En Norvège, la bouteille en plastique reste fantastique

Kjell Olav Maldum, directeur d'Infinitum, société créée par les producteurs et les distributeurs pour gérer la consigne.
Kjell Olav Maldum, directeur d'Infinitum, société créée par les producteurs et les distributeurs pour gérer la consigne. - © Fredrik Varfjell/AFP

Une à une, la retraitée place ses bouteilles vides dans la bouche béante d'une machine située à l'entrée d'un supermarché des environs d'Oslo. Grâce à un système de consigne bien huilé, la Norvège a trouvé une parade à l'excès de plastique.

La consigne au centre du dispositif

"Il faut bien s'en débarrasser, autant le faire de façon intelligente", dit la septuagénaire, qui a reçu en échange de ses bouteilles un ticket d'une trentaine de couronnes (3 euros) à faire valoir à la caisse pour un remboursement en liquide ou en bon d'achat.

Avec un taux de recyclage d'environ 97% des bouteilles en plastique, la Norvège dépasse avec dix ans d'avance l'objectif fixé par l'Union européenne: un taux de collecte de 90% en 2029.

Le système consiste à faire payer au consommateur quelques centimes supplémentaires pour une boisson embouteillée, surcoût qui lui est remboursé lorsqu'il ramène le contenant vide.
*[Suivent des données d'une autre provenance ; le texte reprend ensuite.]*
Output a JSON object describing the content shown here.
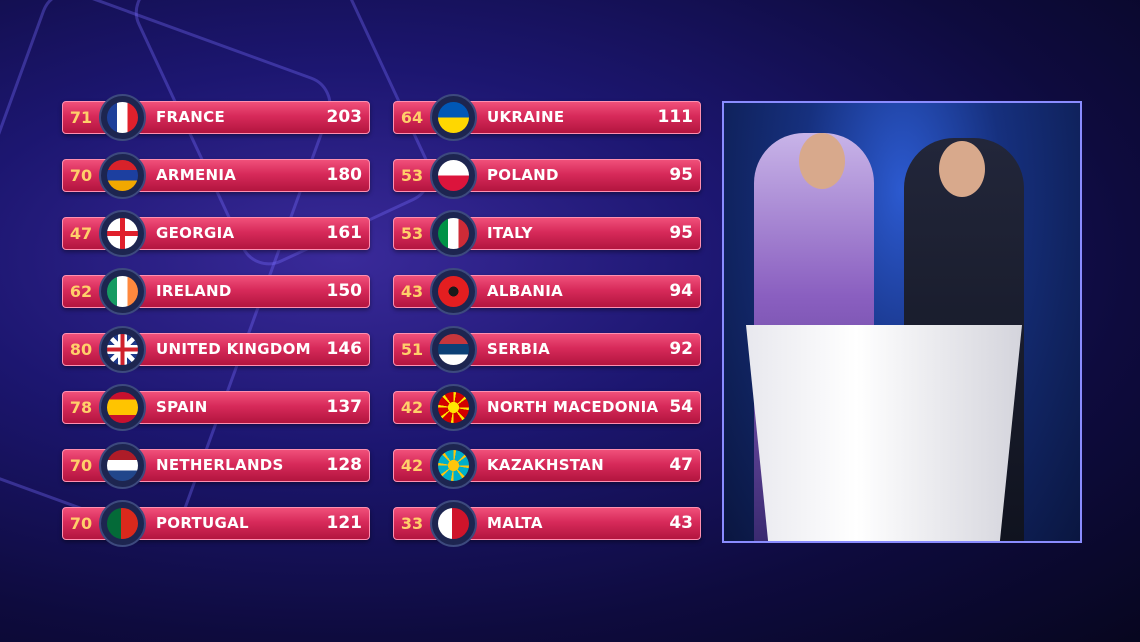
{
  "scoreboard": {
    "left": [
      {
        "jury": "71",
        "country": "FRANCE",
        "points": "203",
        "flag": {
          "dir": "v",
          "colors": [
            "#1d3f9a",
            "#ffffff",
            "#e0202c"
          ]
        }
      },
      {
        "jury": "70",
        "country": "ARMENIA",
        "points": "180",
        "flag": {
          "dir": "h",
          "colors": [
            "#d8222a",
            "#1c3fa0",
            "#f2a800"
          ]
        }
      },
      {
        "jury": "47",
        "country": "GEORGIA",
        "points": "161",
        "flag": {
          "dir": "cross",
          "colors": [
            "#ffffff",
            "#e0202c"
          ]
        }
      },
      {
        "jury": "62",
        "country": "IRELAND",
        "points": "150",
        "flag": {
          "dir": "v",
          "colors": [
            "#169b62",
            "#ffffff",
            "#ff883e"
          ]
        }
      },
      {
        "jury": "80",
        "country": "UNITED KINGDOM",
        "points": "146",
        "flag": {
          "dir": "uk",
          "colors": [
            "#1f3a8a",
            "#ffffff",
            "#d0202c"
          ]
        }
      },
      {
        "jury": "78",
        "country": "SPAIN",
        "points": "137",
        "flag": {
          "dir": "h3",
          "colors": [
            "#c8102e",
            "#ffc400",
            "#c8102e"
          ]
        }
      },
      {
        "jury": "70",
        "country": "NETHERLANDS",
        "points": "128",
        "flag": {
          "dir": "h",
          "colors": [
            "#ae1c28",
            "#ffffff",
            "#21468b"
          ]
        }
      },
      {
        "jury": "70",
        "country": "PORTUGAL",
        "points": "121",
        "flag": {
          "dir": "v2",
          "colors": [
            "#046a38",
            "#da291c"
          ]
        }
      }
    ],
    "right": [
      {
        "jury": "64",
        "country": "UKRAINE",
        "points": "111",
        "flag": {
          "dir": "h",
          "colors": [
            "#0057b7",
            "#ffd700"
          ]
        }
      },
      {
        "jury": "53",
        "country": "POLAND",
        "points": "95",
        "flag": {
          "dir": "h",
          "colors": [
            "#ffffff",
            "#dc143c"
          ]
        }
      },
      {
        "jury": "53",
        "country": "ITALY",
        "points": "95",
        "flag": {
          "dir": "v",
          "colors": [
            "#009246",
            "#ffffff",
            "#ce2b37"
          ]
        }
      },
      {
        "jury": "43",
        "country": "ALBANIA",
        "points": "94",
        "flag": {
          "dir": "solid",
          "colors": [
            "#e41e20",
            "#1a1a1a"
          ]
        }
      },
      {
        "jury": "51",
        "country": "SERBIA",
        "points": "92",
        "flag": {
          "dir": "h",
          "colors": [
            "#c6363c",
            "#0c4076",
            "#ffffff"
          ]
        }
      },
      {
        "jury": "42",
        "country": "NORTH MACEDONIA",
        "points": "54",
        "flag": {
          "dir": "sun",
          "colors": [
            "#d20000",
            "#ffe600"
          ]
        }
      },
      {
        "jury": "42",
        "country": "KAZAKHSTAN",
        "points": "47",
        "flag": {
          "dir": "sun",
          "colors": [
            "#00afca",
            "#fec50c"
          ]
        }
      },
      {
        "jury": "33",
        "country": "MALTA",
        "points": "43",
        "flag": {
          "dir": "v2",
          "colors": [
            "#ffffff",
            "#cf142b"
          ]
        }
      }
    ]
  },
  "colors": {
    "bar": "#d72a5a",
    "jury_text": "#ffcf6a",
    "video_border": "#8a8cff"
  }
}
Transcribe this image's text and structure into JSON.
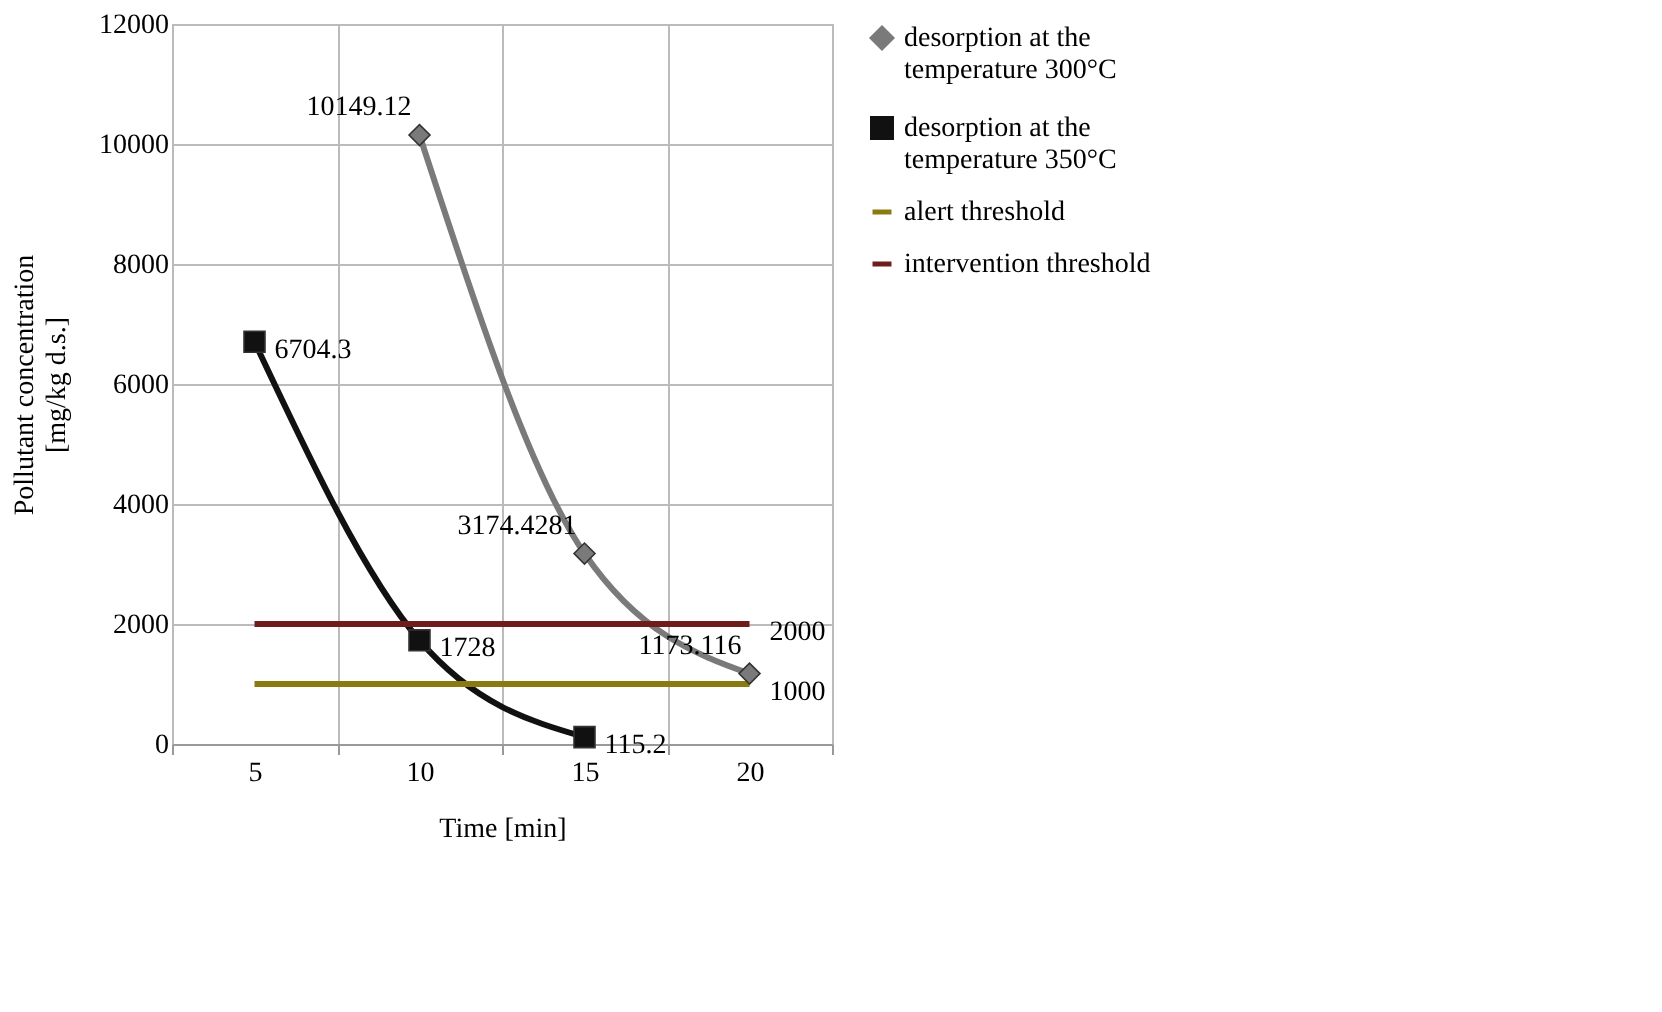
{
  "chart_data": {
    "type": "line",
    "categories": [
      "5",
      "10",
      "15",
      "20"
    ],
    "xlabel": "Time [min]",
    "ylabel": "Pollutant concentration [mg/kg d.s.]",
    "ylim": [
      0,
      12000
    ],
    "yticks": [
      0,
      2000,
      4000,
      6000,
      8000,
      10000,
      12000
    ],
    "grid": true,
    "legend": "right",
    "line_style": "solid",
    "series": [
      {
        "name": "desorption at the temperature 300°C",
        "color": "#7a7a7a",
        "marker": "diamond",
        "values": [
          null,
          10149.12,
          3174.4281,
          1173.116
        ],
        "value_labels": [
          null,
          "10149.12",
          "3174.4281",
          "1173.116"
        ]
      },
      {
        "name": "desorption at the temperature 350°C",
        "color": "#111111",
        "marker": "square",
        "values": [
          6704.3,
          1728,
          115.2,
          null
        ],
        "value_labels": [
          "6704.3",
          "1728",
          "115.2",
          null
        ]
      },
      {
        "name": "alert threshold",
        "color": "#8a7a10",
        "marker": "none",
        "values": [
          1000,
          1000,
          1000,
          1000
        ],
        "value_labels": [
          null,
          null,
          null,
          "1000"
        ]
      },
      {
        "name": "intervention threshold",
        "color": "#6e1c1c",
        "marker": "none",
        "values": [
          2000,
          2000,
          2000,
          2000
        ],
        "value_labels": [
          null,
          null,
          null,
          "2000"
        ]
      }
    ]
  }
}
"En fait, les consommateurs achètent le produit mais empruntent son emballage", explique Kjell Olav Maldum, directeur d'Infinitum, société créée par les producteurs et les distributeurs pour gérer la consigne.

Un cercle vertueux

Plus de 1,1 milliard de bouteilles en plastique et canettes en aluminium ont été restituées en 2018 dans les machines déployées dans les supermarchés ou directement dans les stations-service et autres petits points de vente. Les bouteilles sont triées, compactées et mises en ballots multicolores et insolubles appelés à connaître plusieurs vies après recyclage.

Car chaque nouvelle bouteille plastique en Norvège contient environ 10% de matériau recyclé, écologiquement plus correct.

Une proportion que le pays nordique veut accroître avec un projet de taxe dégressive qui encouragerait le recours au plastique recyclé aux dépens du vierge, aujourd'hui moins cher.

Dans ce modèle d'économie circulaire, ce que l'on considère ailleurs comme un détritus devient une ressource, dont la valeur qu'on lui assigne encourage la collecte et le recyclage.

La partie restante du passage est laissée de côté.